Once Aisha reached puberty, she was married to the Taliban fighter, but since he was in hiding most of the time, she and her sister were housed with the in-laws’ livestock and used as slaves, frequently beaten as punishment for their uncle’s crime.
Aisha fled the abuse, but her husband tracked her down in Kandahar a year ago, took her back to Oruzgan, and on a lonely mountainside cut off her nose and both ears and left her bleeding. She said she still did not remember how she managed to walk away to find help.
In Pashtun culture, a husband who has been shamed by his wife is said to have lost his nose, Ms. Naderi explained; from the husband’s point of view, he would have been punishing Aisha in kind.
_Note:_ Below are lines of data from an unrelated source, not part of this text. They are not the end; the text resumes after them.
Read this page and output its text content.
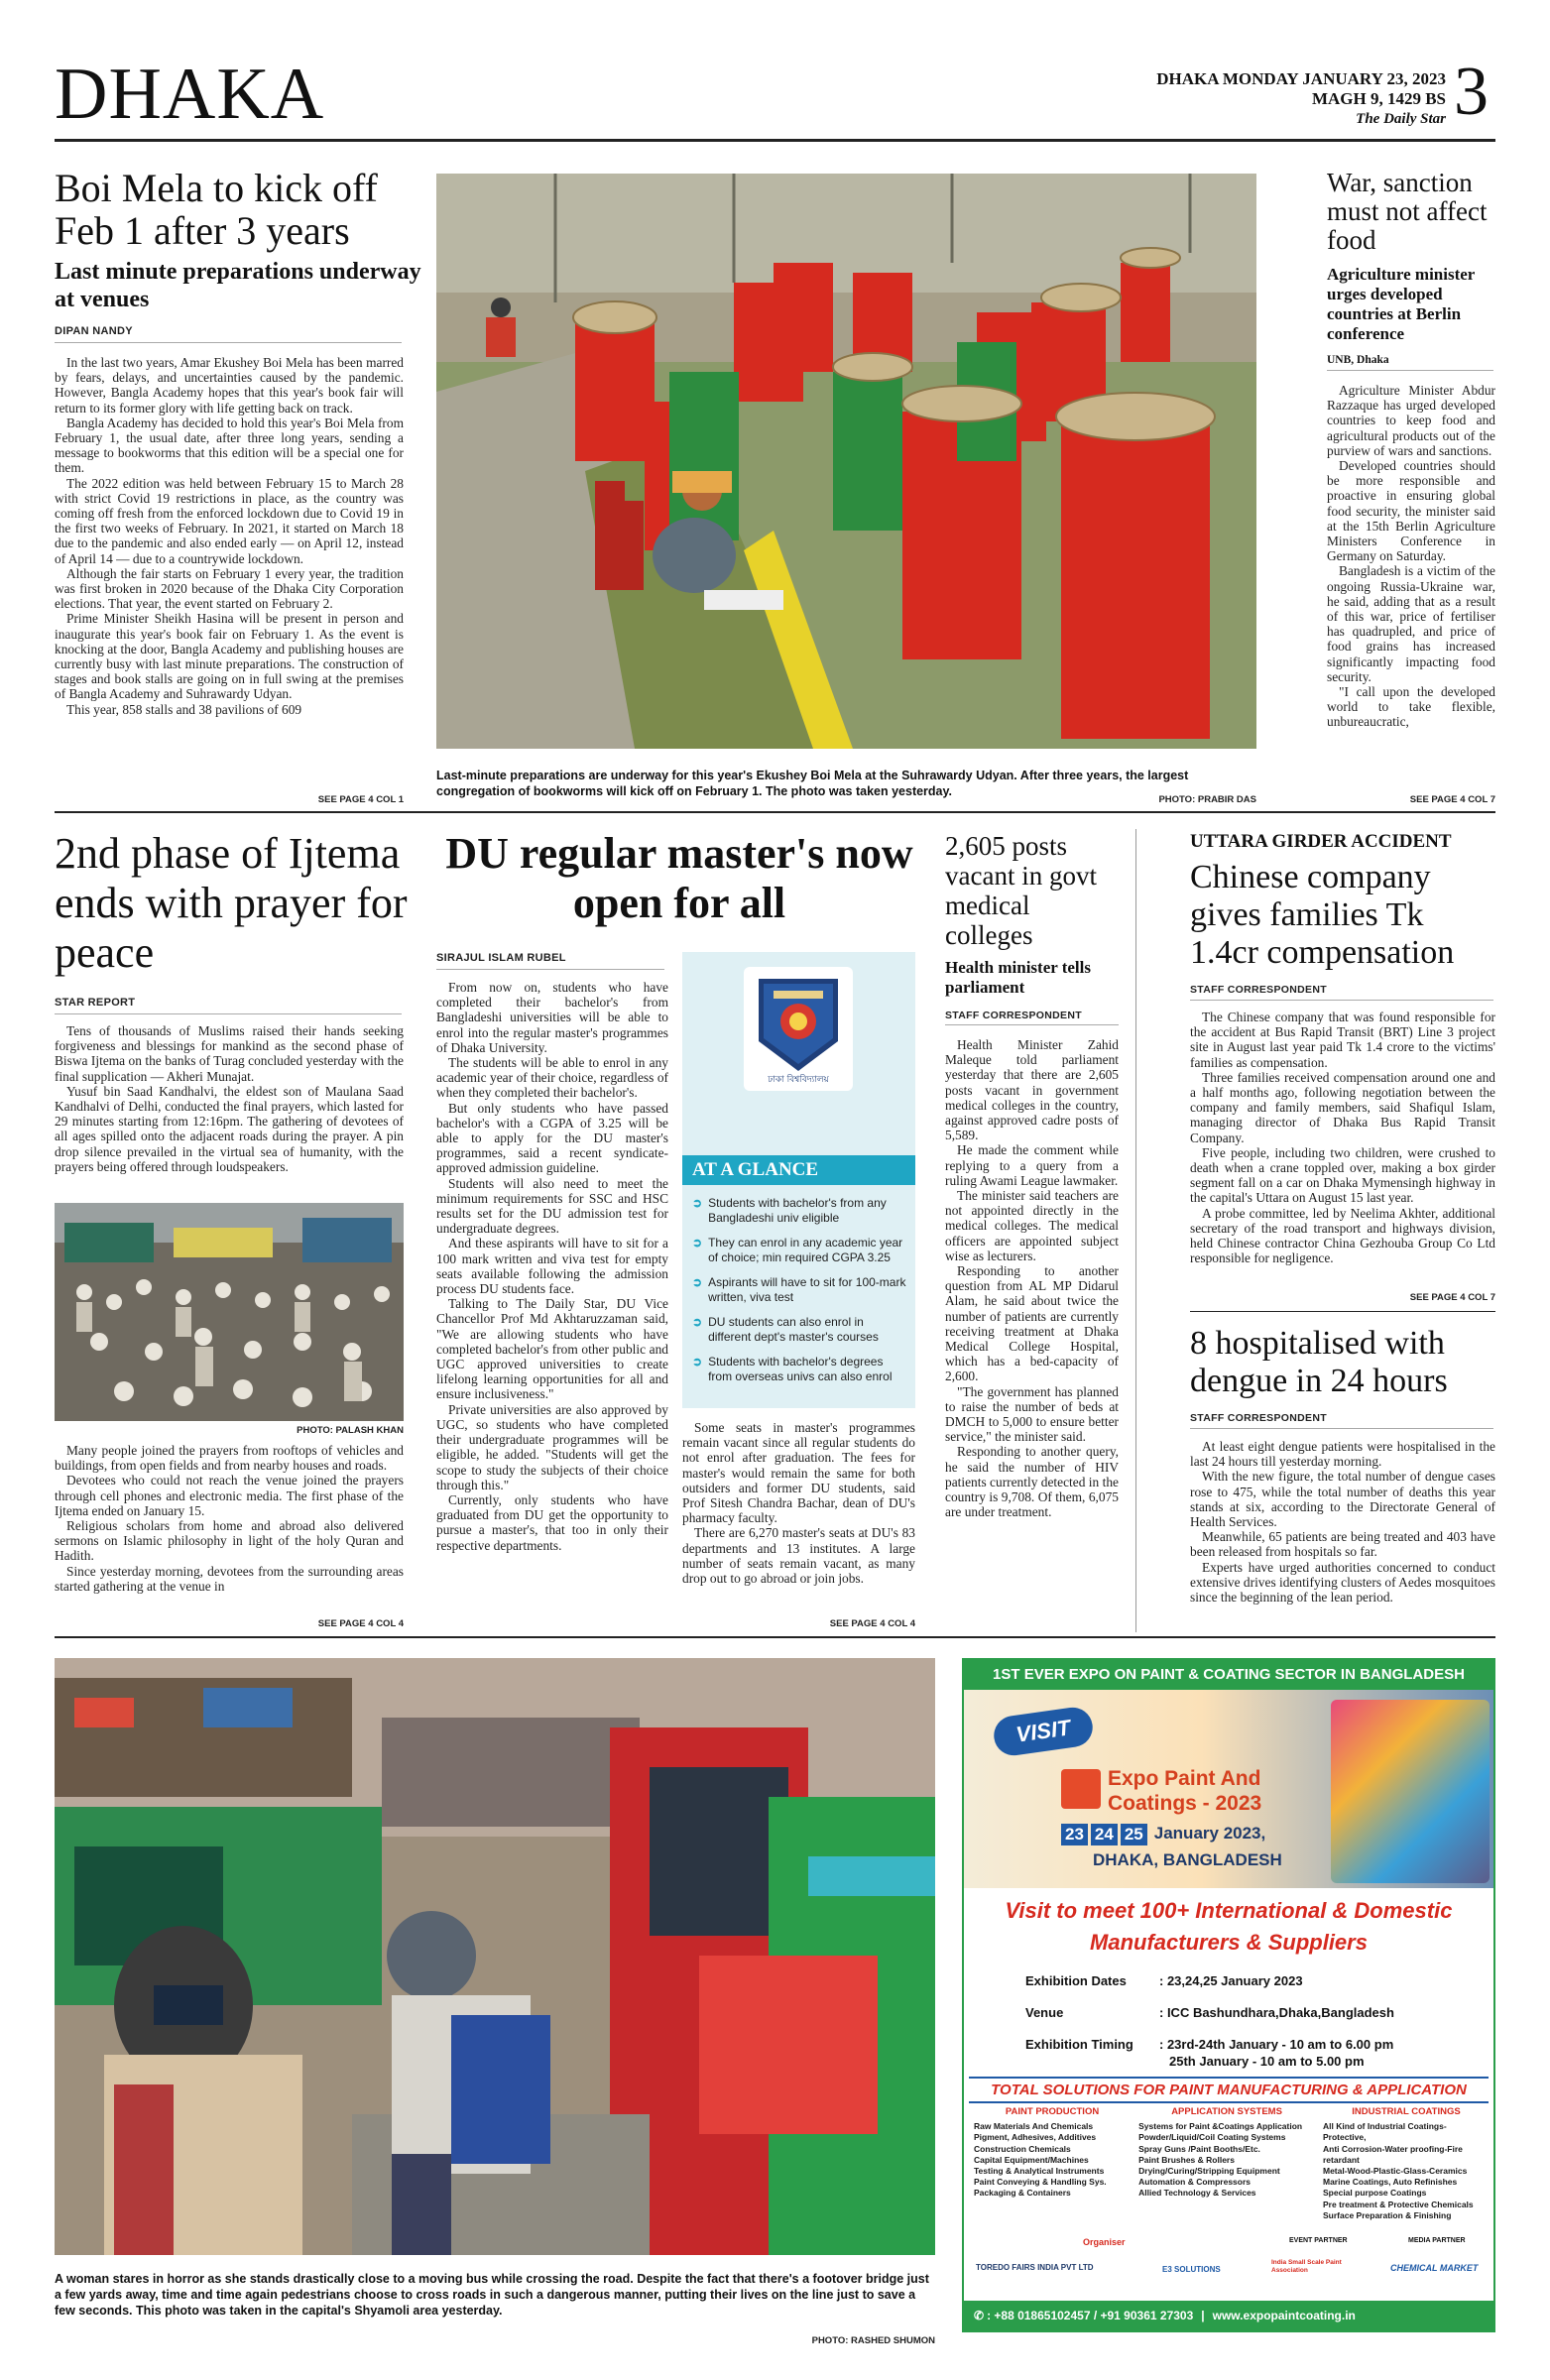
DHAKA	DHAKA MONDAY JANUARY 23, 2023
MAGH 9, 1429 BS
The Daily Star 3
Boi Mela to kick off Feb 1 after 3 years
Last minute preparations underway at venues
DIPAN NANDY

In the last two years, Amar Ekushey Boi Mela has been marred by fears, delays, and uncertainties caused by the pandemic. However, Bangla Academy hopes that this year's book fair will return to its former glory with life getting back on track.

Bangla Academy has decided to hold this year's Boi Mela from February 1, the usual date, after three long years, sending a message to bookworms that this edition will be a special one for them.

The 2022 edition was held between February 15 to March 28 with strict Covid 19 restrictions in place, as the country was coming off fresh from the enforced lockdown due to Covid 19 in the first two weeks of February. In 2021, it started on March 18 due to the pandemic and also ended early — on April 12, instead of April 14 — due to a countrywide lockdown.

Although the fair starts on February 1 every year, the tradition was first broken in 2020 because of the Dhaka City Corporation elections. That year, the event started on February 2.

Prime Minister Sheikh Hasina will be present in person and inaugurate this year's book fair on February 1. As the event is knocking at the door, Bangla Academy and publishing houses are currently busy with last minute preparations. The construction of stages and book stalls are going on in full swing at the premises of Bangla Academy and Suhrawardy Udyan.

This year, 858 stalls and 38 pavilions of 609

SEE PAGE 4 COL 1
Last-minute preparations are underway for this year's Ekushey Boi Mela at the Suhrawardy Udyan. After three years, the largest congregation of bookworms will kick off on February 1. The photo was taken yesterday.
PHOTO: PRABIR DAS
War, sanction must not affect food
Agriculture minister urges developed countries at Berlin conference
UNB, Dhaka

Agriculture Minister Abdur Razzaque has urged developed countries to keep food and agricultural products out of the purview of wars and sanctions.

Developed countries should be more responsible and proactive in ensuring global food security, the minister said at the 15th Berlin Agriculture Ministers Conference in Germany on Saturday.

Bangladesh is a victim of the ongoing Russia-Ukraine war, he said, adding that as a result of this war, price of fertiliser has quadrupled, and price of food grains has increased significantly impacting food security.

"I call upon the developed world to take flexible, unbureaucratic,

SEE PAGE 4 COL 7
2nd phase of Ijtema ends with prayer for peace
STAR REPORT

Tens of thousands of Muslims raised their hands seeking forgiveness and blessings for mankind as the second phase of Biswa Ijtema on the banks of Turag concluded yesterday with the final supplication — Akheri Munajat.

Yusuf bin Saad Kandhalvi, the eldest son of Maulana Saad Kandhalvi of Delhi, conducted the final prayers, which lasted for 29 minutes starting from 12:16pm. The gathering of devotees of all ages spilled onto the adjacent roads during the prayer. A pin drop silence prevailed in the virtual sea of humanity, with the prayers being offered through loudspeakers.

PHOTO: PALASH KHAN

Many people joined the prayers from rooftops of vehicles and buildings, from open fields and from nearby houses and roads.

Devotees who could not reach the venue joined the prayers through cell phones and electronic media. The first phase of the Ijtema ended on January 15.

Religious scholars from home and abroad also delivered sermons on Islamic philosophy in light of the holy Quran and Hadith.

Since yesterday morning, devotees from the surrounding areas started gathering at the venue in

SEE PAGE 4 COL 4
DU regular master's now open for all
SIRAJUL ISLAM RUBEL

From now on, students who have completed their bachelor's from Bangladeshi universities will be able to enrol into the regular master's programmes of Dhaka University.

The students will be able to enrol in any academic year of their choice, regardless of when they completed their bachelor's.

But only students who have passed bachelor's with a CGPA of 3.25 will be able to apply for the DU master's programmes, said a recent syndicate-approved admission guideline.

Students will also need to meet the minimum requirements for SSC and HSC results set for the DU admission test for undergraduate degrees.

And these aspirants will have to sit for a 100 mark written and viva test for empty seats available following the admission process DU students face.

Talking to The Daily Star, DU Vice Chancellor Prof Md Akhtaruzzaman said, "We are allowing students who have completed bachelor's from other public and UGC approved universities to create lifelong learning opportunities for all and ensure inclusiveness."

Private universities are also approved by UGC, so students who have completed their undergraduate programmes will be eligible, he added. "Students will get the scope to study the subjects of their choice through this."

Currently, only students who have graduated from DU get the opportunity to pursue a master's, that too in only their respective departments.

ঢাকা বিশ্ববিদ্যালয়
AT A GLANCE
➲ Students with bachelor's from any Bangladeshi univ eligible
➲ They can enrol in any academic year of choice; min required CGPA 3.25
➲ Aspirants will have to sit for 100-mark written, viva test
➲ DU students can also enrol in different dept's master's courses
➲ Students with bachelor's degrees from overseas univs can also enrol

Some seats in master's programmes remain vacant since all regular students do not enrol after graduation. The fees for master's would remain the same for both outsiders and former DU students, said Prof Sitesh Chandra Bachar, dean of DU's pharmacy faculty.

There are 6,270 master's seats at DU's 83 departments and 13 institutes. A large number of seats remain vacant, as many drop out to go abroad or join jobs.

SEE PAGE 4 COL 4
2,605 posts vacant in govt medical colleges
Health minister tells parliament
STAFF CORRESPONDENT

Health Minister Zahid Maleque told parliament yesterday that there are 2,605 posts vacant in government medical colleges in the country, against approved cadre posts of 5,589.

He made the comment while replying to a query from a ruling Awami League lawmaker.

The minister said teachers are not appointed directly in the medical colleges. The medical officers are appointed subject wise as lecturers.

Responding to another question from AL MP Didarul Alam, he said about twice the number of patients are currently receiving treatment at Dhaka Medical College Hospital, which has a bed-capacity of 2,600.

"The government has planned to raise the number of beds at DMCH to 5,000 to ensure better service," the minister said.

Responding to another query, he said the number of HIV patients currently detected in the country is 9,708. Of them, 6,075 are under treatment.

UTTARA GIRDER ACCIDENT
Chinese company gives families Tk 1.4cr compensation
STAFF CORRESPONDENT

The Chinese company that was found responsible for the accident at Bus Rapid Transit (BRT) Line 3 project site in August last year paid Tk 1.4 crore to the victims' families as compensation.

Three families received compensation around one and a half months ago, following negotiation between the company and family members, said Shafiqul Islam, managing director of Dhaka Bus Rapid Transit Company.

Five people, including two children, were crushed to death when a crane toppled over, making a box girder segment fall on a car on Dhaka Mymensingh highway in the capital's Uttara on August 15 last year.

A probe committee, led by Neelima Akhter, additional secretary of the road transport and highways division, held Chinese contractor China Gezhouba Group Co Ltd responsible for negligence.

SEE PAGE 4 COL 7
8 hospitalised with dengue in 24 hours
STAFF CORRESPONDENT

At least eight dengue patients were hospitalised in the last 24 hours till yesterday morning.

With the new figure, the total number of dengue cases rose to 475, while the total number of deaths this year stands at six, according to the Directorate General of Health Services.

Meanwhile, 65 patients are being treated and 403 have been released from hospitals so far.

Experts have urged authorities concerned to conduct extensive drives identifying clusters of Aedes mosquitoes since the beginning of the lean period.

A woman stares in horror as she stands drastically close to a moving bus while crossing the road. Despite the fact that there's a footover bridge just a few yards away, time and time again pedestrians choose to cross roads in such a dangerous manner, putting their lives on the line just to save a few seconds. This photo was taken in the capital's Shyamoli area yesterday.
PHOTO: RASHED SHUMON
1ST EVER EXPO ON PAINT & COATING SECTOR IN BANGLADESH
VISIT
Expo Paint And
Coatings - 2023
23 24 25 January 2023,
DHAKA, BANGLADESH
Visit to meet 100+ International & Domestic
Manufacturers & Suppliers
Exhibition Dates	: 23,24,25 January 2023
Venue	: ICC Bashundhara,Dhaka,Bangladesh
Exhibition Timing	: 23rd-24th January - 10 am to 6.00 pm
25th January - 10 am to 5.00 pm
TOTAL SOLUTIONS FOR PAINT MANUFACTURING & APPLICATION
PAINT PRODUCTION
Raw Materials And Chemicals
Pigment, Adhesives, Additives
Construction Chemicals
Capital Equipment/Machines
Testing & Analytical Instruments
Paint Conveying & Handling Sys.
Packaging & Containers
APPLICATION SYSTEMS
Systems for Paint &Coatings Application
Powder/Liquid/Coil Coating Systems
Spray Guns /Paint Booths/Etc.
Paint Brushes & Rollers
Drying/Curing/Stripping Equipment
Automation & Compressors
Allied Technology & Services
INDUSTRIAL COATINGS
All Kind of Industrial Coatings- Protective,
Anti Corrosion-Water proofing-Fire retardant
Metal-Wood-Plastic-Glass-Ceramics
Marine Coatings, Auto Refinishes
Special purpose Coatings
Pre treatment & Protective Chemicals
Surface Preparation & Finishing
Organiser	EVENT PARTNER	MEDIA PARTNER
TOREDO FAIRS INDIA PVT LTD	E3 SOLUTIONS
India Small Scale Paint Association	CHEMICAL MARKET
✆ : +88 01865102457 / +91 90361 27303 | www.expopaintcoating.in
It appears that this tragic story has become a hot point between those on the Left who want to the U.S to leave Afghanistan and those on the Right who want to stay. Time writes:
BagNews, a left-leaning Web site about the politics of imagery in the media, saw the matter in conspiratorial terms. “Isn’t this title applying emotional blackmail and exploiting gender politics to pitch for the status quo — a continued U.S. military involvement?” wrote Michael Shaw.
Richard Stengel, Time’s managing editor, said he thought not. “The image is a window into the reality of what is happening — and what can happen — in a war that affects and involves all of us,” he wrote in a statement on Time’s Web site.
The story of Bibi Aisha is both tragic and infuriating, and, I suspect, repeated far too frequently in Afghanistan. But Bibi Aisha’s story is less about whether we should leave or stay and more about the utter futility of trying to transform a tribal, 8th century culture that is driven by extreme Islamic laws.
President Obama, much to the approbation of the Right,” has decided that the War in Afghanistan is his “just war.” After months of “deliberation” he decided to double down by adding troops but never really indicated what good that would do. His stable of the best and brightest, exhibiting a level of extreme hubris that has become their signature, seemed incapable of recognizing that history was against them, that Afghanistan was what it was, and that a modern Western power could not change it.
We should leave Afghanistan in an orderly way, but sooner rather than later. Those who argue that our departure will result in other Bib Aisha stories fail to recognize that our presence has done little to stop them from happening anyway. We cannot and should not attempt to change a corrupt, tribal, Sharia-driven society in which more than half the populace is illiterate, the gross national product is dominated by heroin production, and Islamists own the night and are poised to take the daylight. There are times when we should be humble enough to recognize that the United States, even with the best of intentions, cannot fix every country and every culture.
Bib Aisha is leaving Afghanistan for the United States. In our country she will receive reconstructive surgery and hopefully learn to read and write. She will have a chance at a good life. But thousands of other beautiful, young Afghani woman remain hostage within an Islamist culture that subjugates them. It’s up to Afghani’s to change that, but first they have to decide to leave the 8th century. We can’t make that decision for them, and we shouldn’t try.